Except, well, I had to make a stop. I met up with the transport at 9am in the morning and met all of the dogs. The overweight lab, Lucy, was a huge sweetheart who wanted to play tug with her leash (yikes!) and wanted belly rubs. She was enthusiastic, but the poor thing was breathing so heavily from just a little bit of exertion that she broke my heart. I know whomever ends up with her will knock that weight off the poor girl and make her life a little easier.
The other three dogs were Jack (a Boxer/beagle mix who was a huge sweetheart), Geri (supposedly a Lab/basset mix -- I see lab and some sort of hound but I'm not sure it's basset), and Precious (another lab mix). Precious was super calm and very relaxed. Jack was sweet and just wanted to give you kisses and curl up. The problem was Geri. Originally I decided that it would be easiest to put Jack in the front seat as he seemed to be the dog who required the most attention. I thought the girls would be ok in the back. Huge mistake. Precious immediately settled down but Geri could not. She paced back and forth, kept trying to get in the front seat (both from the middle area and around the left side of my seat, which would never happen). She irritated Precious who growled at her a couple times. I was starting to get worried about the two dogs in the back. I ended up getting off the highway and stopping at a gas station to switch the dogs around.

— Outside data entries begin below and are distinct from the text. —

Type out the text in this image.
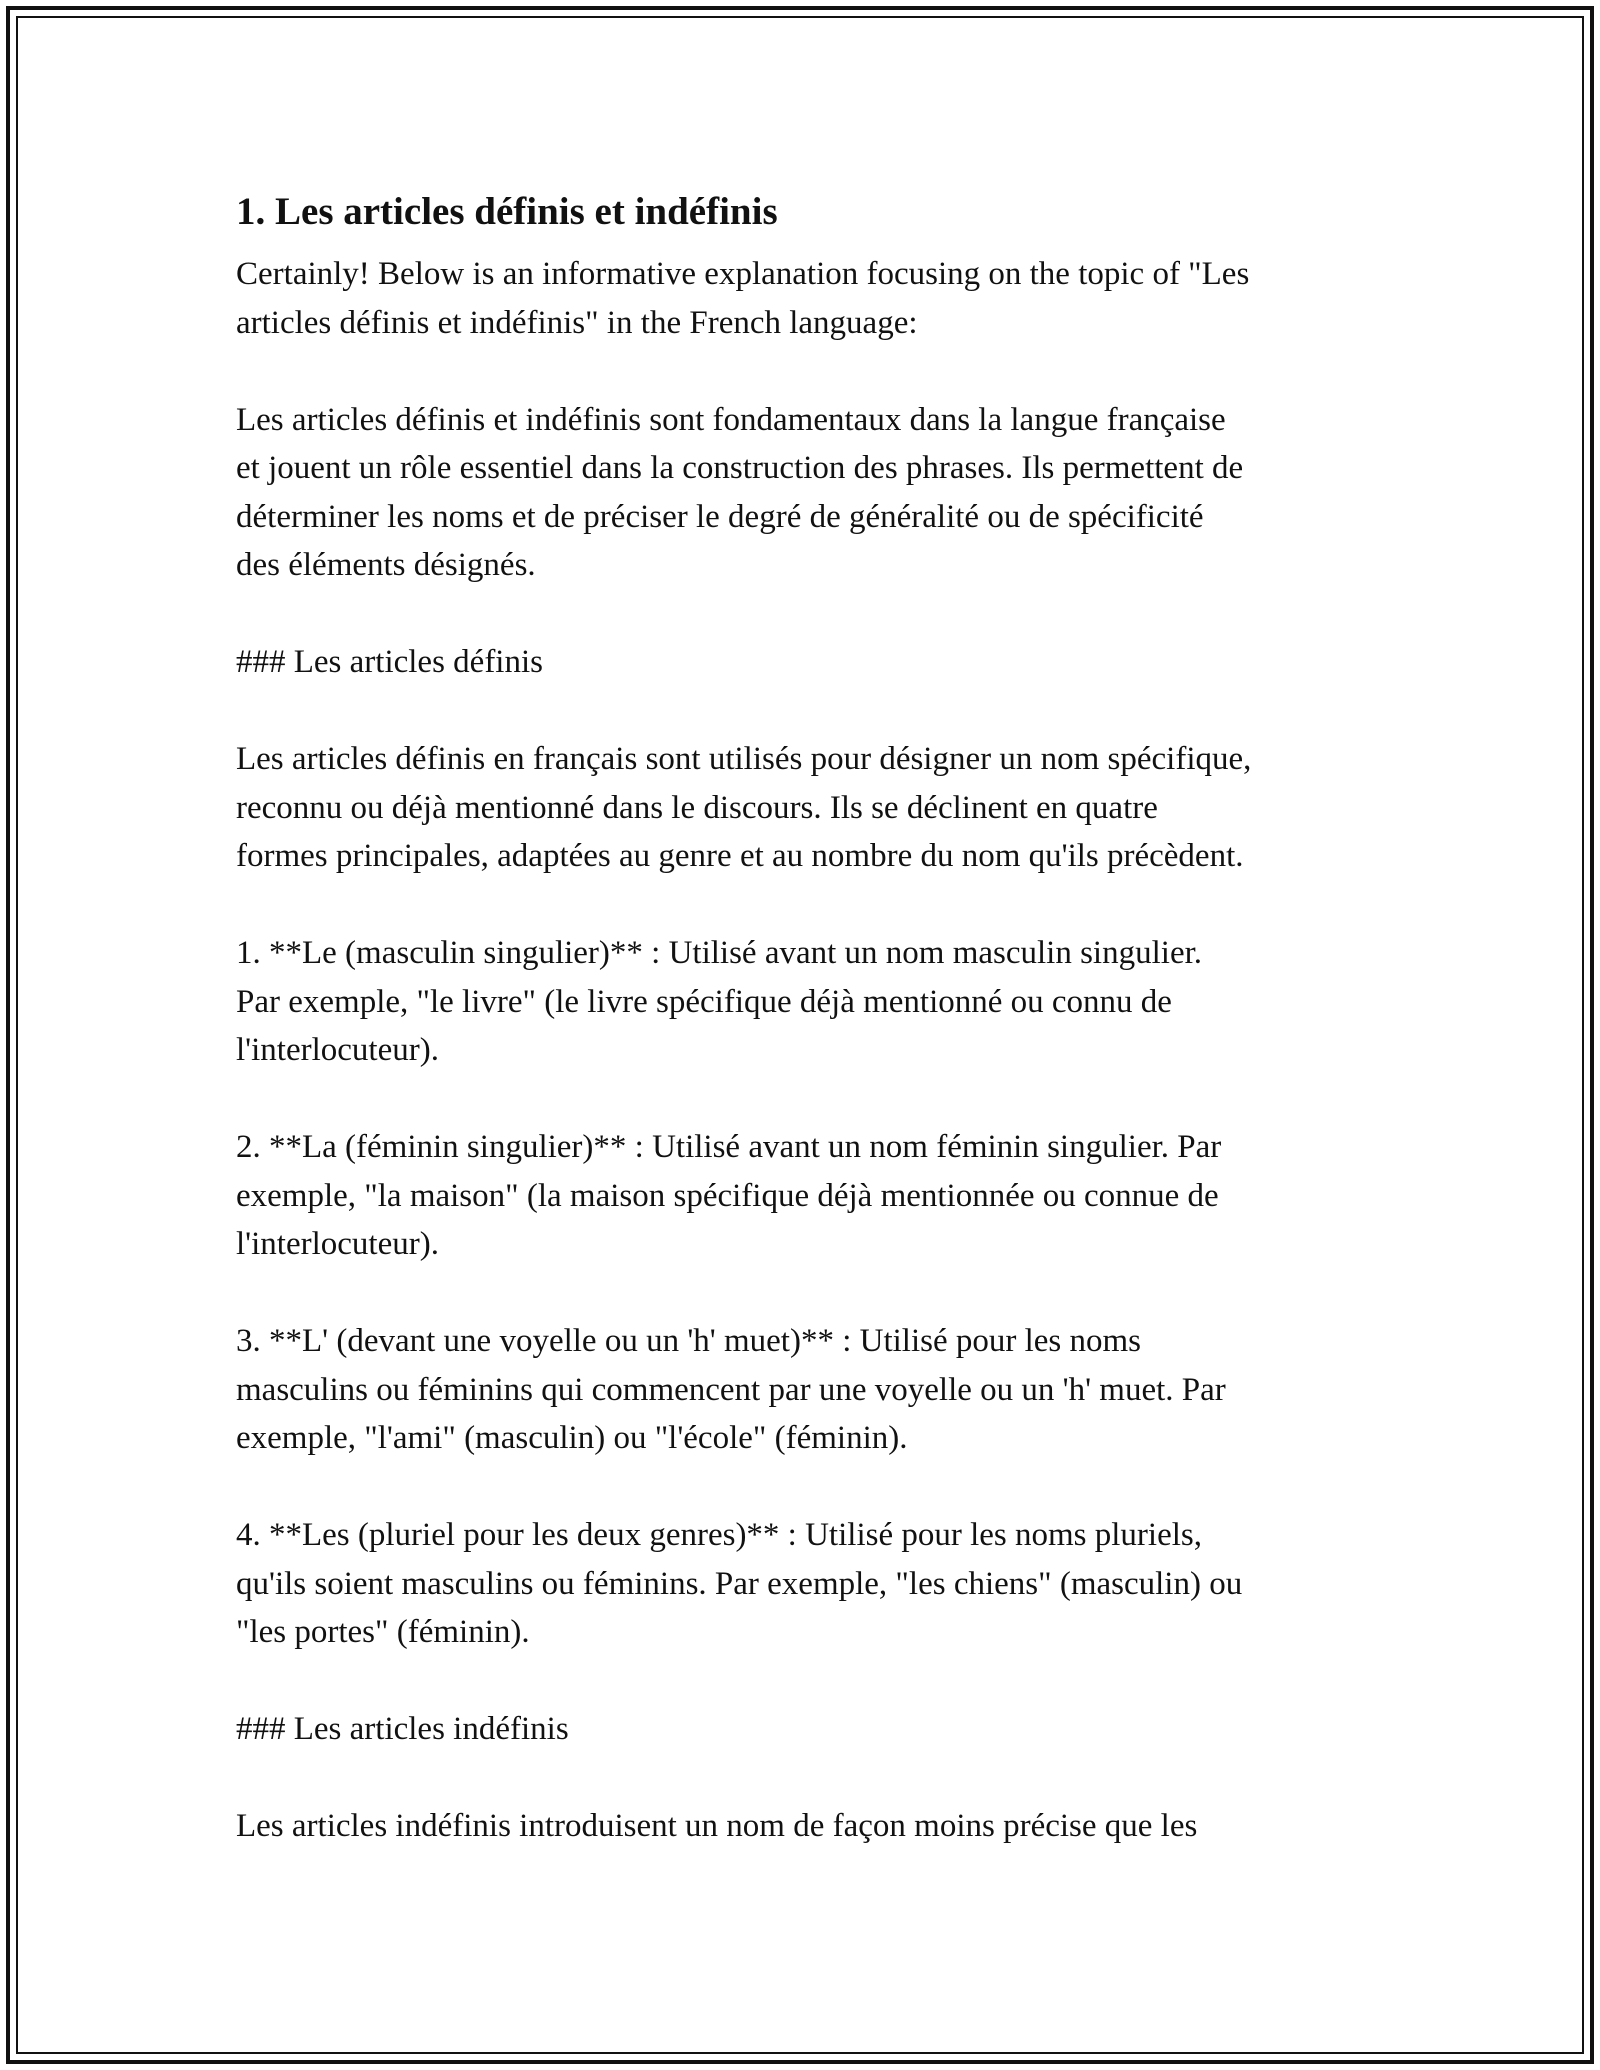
1. Les articles définis et indéfinis

Certainly! Below is an informative explanation focusing on the topic of "Les
articles définis et indéfinis" in the French language:

Les articles définis et indéfinis sont fondamentaux dans la langue française
et jouent un rôle essentiel dans la construction des phrases. Ils permettent de
déterminer les noms et de préciser le degré de généralité ou de spécificité
des éléments désignés.

### Les articles définis

Les articles définis en français sont utilisés pour désigner un nom spécifique,
reconnu ou déjà mentionné dans le discours. Ils se déclinent en quatre
formes principales, adaptées au genre et au nombre du nom qu'ils précèdent.

1. **Le (masculin singulier)** : Utilisé avant un nom masculin singulier.
Par exemple, "le livre" (le livre spécifique déjà mentionné ou connu de
l'interlocuteur).

2. **La (féminin singulier)** : Utilisé avant un nom féminin singulier. Par
exemple, "la maison" (la maison spécifique déjà mentionnée ou connue de
l'interlocuteur).

3. **L' (devant une voyelle ou un 'h' muet)** : Utilisé pour les noms
masculins ou féminins qui commencent par une voyelle ou un 'h' muet. Par
exemple, "l'ami" (masculin) ou "l'école" (féminin).

4. **Les (pluriel pour les deux genres)** : Utilisé pour les noms pluriels,
qu'ils soient masculins ou féminins. Par exemple, "les chiens" (masculin) ou
"les portes" (féminin).

### Les articles indéfinis

Les articles indéfinis introduisent un nom de façon moins précise que les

And here comes the other scary moment of the trip. In order to do this I had to get two dogs out of the car: Jack and Geri. I started with Geri who, thankfully, I had on a slip lead as she pulled so hard on the other lead (I had her double-leashed) that she snapped her collar right off. Phew! Then I got out Jack. I was trying to get them situated and into the car when Geri suddenly leapt up, knocked me off balance, ran into Jack's leash and I discovered a problem with slip leashes: they also slip right out of your grasp! The leash flew out of my hand and suddenly Jack was free. He didn't race off, thankfully, but instead sort of ran around near me a bit, sniffing and checking things out. He saw people at the next car over and ran over to them and when they stopped to pet him I was able to step on his leash and capture him. That had to be my scariest moment ever. I thought that I would lose him and what a horrible thing that would be. I was, honestly, starting to get really angry with Geri, though I kept myself in check. I got her into the front seat and Jack into the back. I tied Geri up pretty well so she couldn't get into my lap or move much.
And then we were on our way.
Geri finally settled down and I was able to loosen up her leash from where it was tied enough that she was able to curl up and sleep. Jack and Precious were sound asleep in the back. I heard only one more growl from Precious when Jack suddenly got up and, as far as I could tell, stepped on her head. Otherwise the two of them curled up together and slept.
The remainder of the trip was uneventful. I arrived at the meeting place in good time. I got out Jack and Geri and we quickly got them into crates in the next car (which belonged to the woman who runs the rescue these three characters were ending up at). And then, since I hadn't had much time with Precious, I took her out for a little walk around the area. I pretty much instantly regretted not having her in the front seat. She was wonderful. I was trying to get photos of her and at one point sat down on the ground figuring she would wander around and I might get a few. Nope. Instead she saw me sit down and immediately jumped into my lap, gave me kisses and leaned heavily on me, trying to roll over in my lap. She was just the sweetest dog and reminded me a lot of my own: She's a calm, relaxed dog who really likes her own space! I got the impression pretty quickly that she'd be a great companion for Dahlia. But alas, no more dogs for me, as we all know!
I was sad to see Precious go. Jack was sweet but he wouldn't be the dog for me. Geri was adorable but I was glad to see her off as she drove me a little bit crazy. I'm sure they'll all find some good homes quickly!